だったらここへ戻ってきた一番の理由は…はたして。
「…じゃ、行ってくるね」
その焦る理由も返事が濁った理由も、自身でわからないまま。そうしてその理由の答えを出す事なく…いや、出そうともせずに、すぐにやってくるだろうシャチを見越して、ライはペンギン達と共に二度目の街へと足を進めていた。
***
街へ着くと、アシカは早々に自分達の元を去って行った。行きたいところがあるんだと言う彼の顔は朝からウキウキウォッチングだったから、ペンギンもライもそれを咎める事はなかった。

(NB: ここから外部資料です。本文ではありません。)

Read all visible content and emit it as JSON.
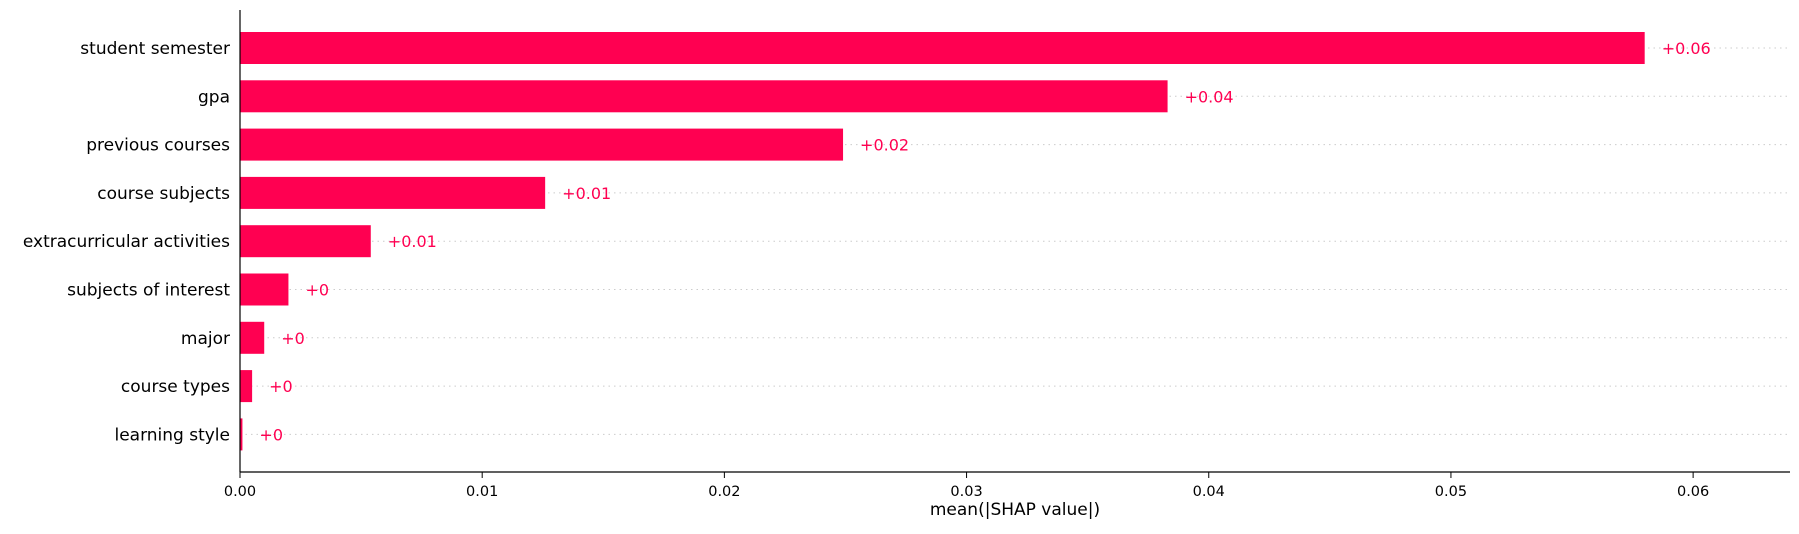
{
  "chart_data": {
    "type": "bar",
    "orientation": "horizontal",
    "categories": [
      "student semester",
      "gpa",
      "previous courses",
      "course subjects",
      "extracurricular activities",
      "subjects of interest",
      "major",
      "course types",
      "learning style"
    ],
    "values": [
      0.058,
      0.0383,
      0.0249,
      0.0126,
      0.0054,
      0.002,
      0.001,
      0.0005,
      0.0001
    ],
    "value_labels": [
      "+0.06",
      "+0.04",
      "+0.02",
      "+0.01",
      "+0.01",
      "+0",
      "+0",
      "+0",
      "+0"
    ],
    "xlabel": "mean(|SHAP value|)",
    "ylabel": "",
    "title": "",
    "xlim": [
      0,
      0.064
    ],
    "xticks": [
      0,
      0.01,
      0.02,
      0.03,
      0.04,
      0.05,
      0.06
    ],
    "xtick_labels": [
      "0.00",
      "0.01",
      "0.02",
      "0.03",
      "0.04",
      "0.05",
      "0.06"
    ],
    "grid": "horizontal dotted row lines",
    "legend": "none",
    "bar_color": "#ff0051",
    "label_color": "#ff0051"
  }
}
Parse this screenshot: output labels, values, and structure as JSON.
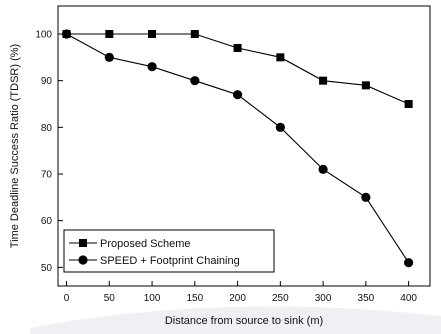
{
  "chart_data": {
    "type": "line",
    "title": "",
    "xlabel": "Distance from source to sink (m)",
    "ylabel": "Time Deadline Success Ratio (TDSR) (%)",
    "xlim": [
      -10,
      425
    ],
    "ylim": [
      46,
      106
    ],
    "x_ticks": [
      0,
      50,
      100,
      150,
      200,
      250,
      300,
      350,
      400
    ],
    "y_ticks": [
      50,
      60,
      70,
      80,
      90,
      100
    ],
    "grid": false,
    "legend_position": "bottom-left",
    "series": [
      {
        "name": "Proposed Scheme",
        "marker": "square",
        "color": "#000000",
        "x": [
          0,
          50,
          100,
          150,
          200,
          250,
          300,
          350,
          400
        ],
        "y": [
          100,
          100,
          100,
          100,
          97,
          95,
          90,
          89,
          85
        ]
      },
      {
        "name": "SPEED + Footprint Chaining",
        "marker": "circle",
        "color": "#000000",
        "x": [
          0,
          50,
          100,
          150,
          200,
          250,
          300,
          350,
          400
        ],
        "y": [
          100,
          95,
          93,
          90,
          87,
          80,
          71,
          65,
          51
        ]
      }
    ]
  }
}
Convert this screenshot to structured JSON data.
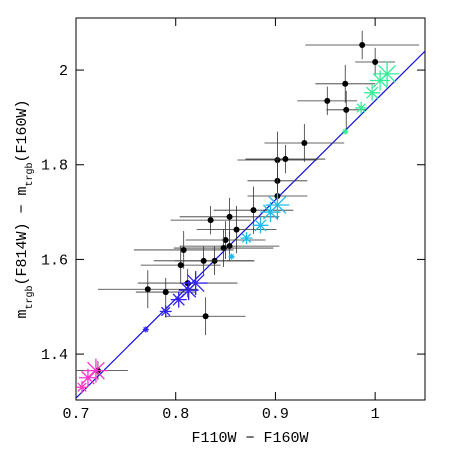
{
  "chart_data": {
    "type": "scatter",
    "xlabel": "F110W − F160W",
    "ylabel": [
      "m",
      "trgb",
      "(F814W) − m",
      "trgb",
      "(F160W)"
    ],
    "xlim": [
      0.7,
      1.05
    ],
    "ylim": [
      1.303,
      2.11
    ],
    "xticks": [
      0.7,
      0.8,
      0.9,
      1
    ],
    "yticks": [
      1.4,
      1.6,
      1.8,
      2
    ],
    "line": {
      "color": "#1010e0",
      "x": [
        0.7,
        1.05
      ],
      "y": [
        1.307,
        2.04
      ]
    },
    "points": {
      "color": "#000000",
      "x": [
        0.987,
        1.0,
        0.97,
        0.952,
        0.971,
        0.929,
        0.902,
        0.91,
        0.902,
        0.902,
        0.878,
        0.854,
        0.835,
        0.861,
        0.85,
        0.854,
        0.848,
        0.839,
        0.828,
        0.808,
        0.805,
        0.772,
        0.79,
        0.812,
        0.83,
        0.722
      ],
      "y": [
        2.053,
        2.017,
        1.971,
        1.935,
        1.916,
        1.846,
        1.81,
        1.812,
        1.766,
        1.734,
        1.704,
        1.69,
        1.683,
        1.663,
        1.641,
        1.628,
        1.624,
        1.597,
        1.597,
        1.62,
        1.588,
        1.537,
        1.531,
        1.55,
        1.48,
        1.365
      ],
      "xerr": [
        0.057,
        0.02,
        0.03,
        0.03,
        0.02,
        0.04,
        0.04,
        0.04,
        0.03,
        0.03,
        0.04,
        0.05,
        0.04,
        0.04,
        0.04,
        0.05,
        0.05,
        0.04,
        0.05,
        0.05,
        0.04,
        0.05,
        0.03,
        0.05,
        0.04,
        0.03
      ],
      "yerr": [
        0.03,
        0.03,
        0.04,
        0.03,
        0.04,
        0.04,
        0.06,
        0.03,
        0.05,
        0.05,
        0.05,
        0.04,
        0.03,
        0.05,
        0.04,
        0.03,
        0.04,
        0.03,
        0.03,
        0.04,
        0.04,
        0.04,
        0.03,
        0.03,
        0.04,
        0.02
      ]
    },
    "stars": [
      {
        "color": "#ff33cc",
        "x": [
          0.706,
          0.712,
          0.72
        ],
        "y": [
          1.33,
          1.35,
          1.365
        ],
        "sizes": [
          6,
          9,
          12
        ]
      },
      {
        "color": "#3322ee",
        "x": [
          0.77,
          0.79,
          0.803,
          0.813,
          0.82
        ],
        "y": [
          1.452,
          1.49,
          1.515,
          1.535,
          1.55
        ],
        "sizes": [
          3,
          6,
          8,
          10,
          12
        ]
      },
      {
        "color": "#22bbee",
        "x": [
          0.856,
          0.871,
          0.885,
          0.895,
          0.902
        ],
        "y": [
          1.606,
          1.645,
          1.672,
          1.7,
          1.715
        ],
        "sizes": [
          3,
          6,
          8,
          10,
          12
        ]
      },
      {
        "color": "#33ee99",
        "x": [
          0.97,
          0.986,
          0.997,
          1.005,
          1.012
        ],
        "y": [
          1.87,
          1.92,
          1.952,
          1.978,
          1.992
        ],
        "sizes": [
          3,
          6,
          8,
          10,
          12
        ]
      }
    ]
  }
}
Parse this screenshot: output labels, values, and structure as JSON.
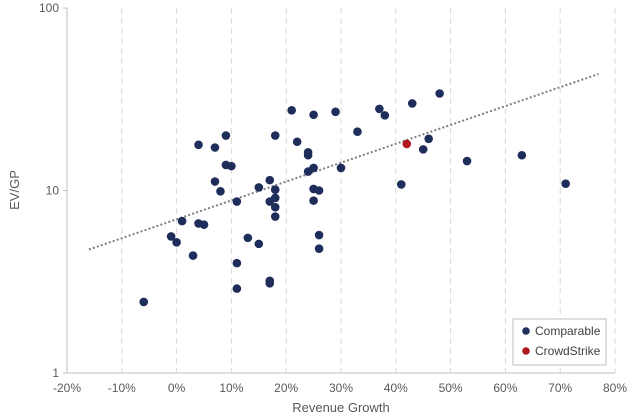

しかし、それを思えばペンギンもそうなのではないだろうかと、ふと過るその思索。もしや自分邪魔ではないのかというバイアスがライの中に浮かんだが、まるでそれを見透かしたかのようにペンギンは口を開いた。
「昨日は街の西の方を回ったって言ってたよな?…今日は反対側へ行ってみるか?」
「え?……いいの?」
「…言っただろ、俺はああいったものに興味ねぇって」
「…………、ペンギンって」
「っ馬鹿、そういう意味じゃねぇよ」
まだ何も言っていないのに。と言えば、大体想像が付くとペンギンはちょっと呆れたように言った。その後で、お前シャチやセイウチに似てきたんじゃないか、なんて。…頼むから一緒にしないでくれと切実に言えば、ペンギンは冗談だよと笑っていた。
そんな何気無いやりとりに、少なからず自分が喜びを感じているのを気づいていないわけではない。ペンギンといると居心地がいいのは事実だ。昨日の夜だってそうだった。ペンギンが隣にいるという安心感は、今や自分の中で当たり前のようになっている。…それはシャチやセイウチや船長と違ってペンギンが、真面目で誠実だからなのだろうか。
「…船長さんは何してるんかな?」
「…さぁ。まぁあの人の事だからまだ宿で寝ているとは思うが」
「ペンギンと船長さんは昔からの付き合いなん?」
「あぁ、そうだな――」
いくらここが自分の知っている二次元の世界だとしても、それに対するブランクはかなり存在する。彼らの過去も、素姓だってそうだ。知っているようで実はこれっぽっちも知らない。
…そう、知らない。ライは何も、知らない。
彼らの事も。
――この世界の、事だって。
「――キャアアアアーーーー!!!!」
「「!?」」
突然上がった叫び声。長閑な空気に一瞬で亀裂をもたらしたそれに、前方を歩いていた人々に波のように伝わるどよめき。
…そしてそれはライも同じだった。日常でも滅多に耳にしないそれは、ライの耳にやたら突き刺さった。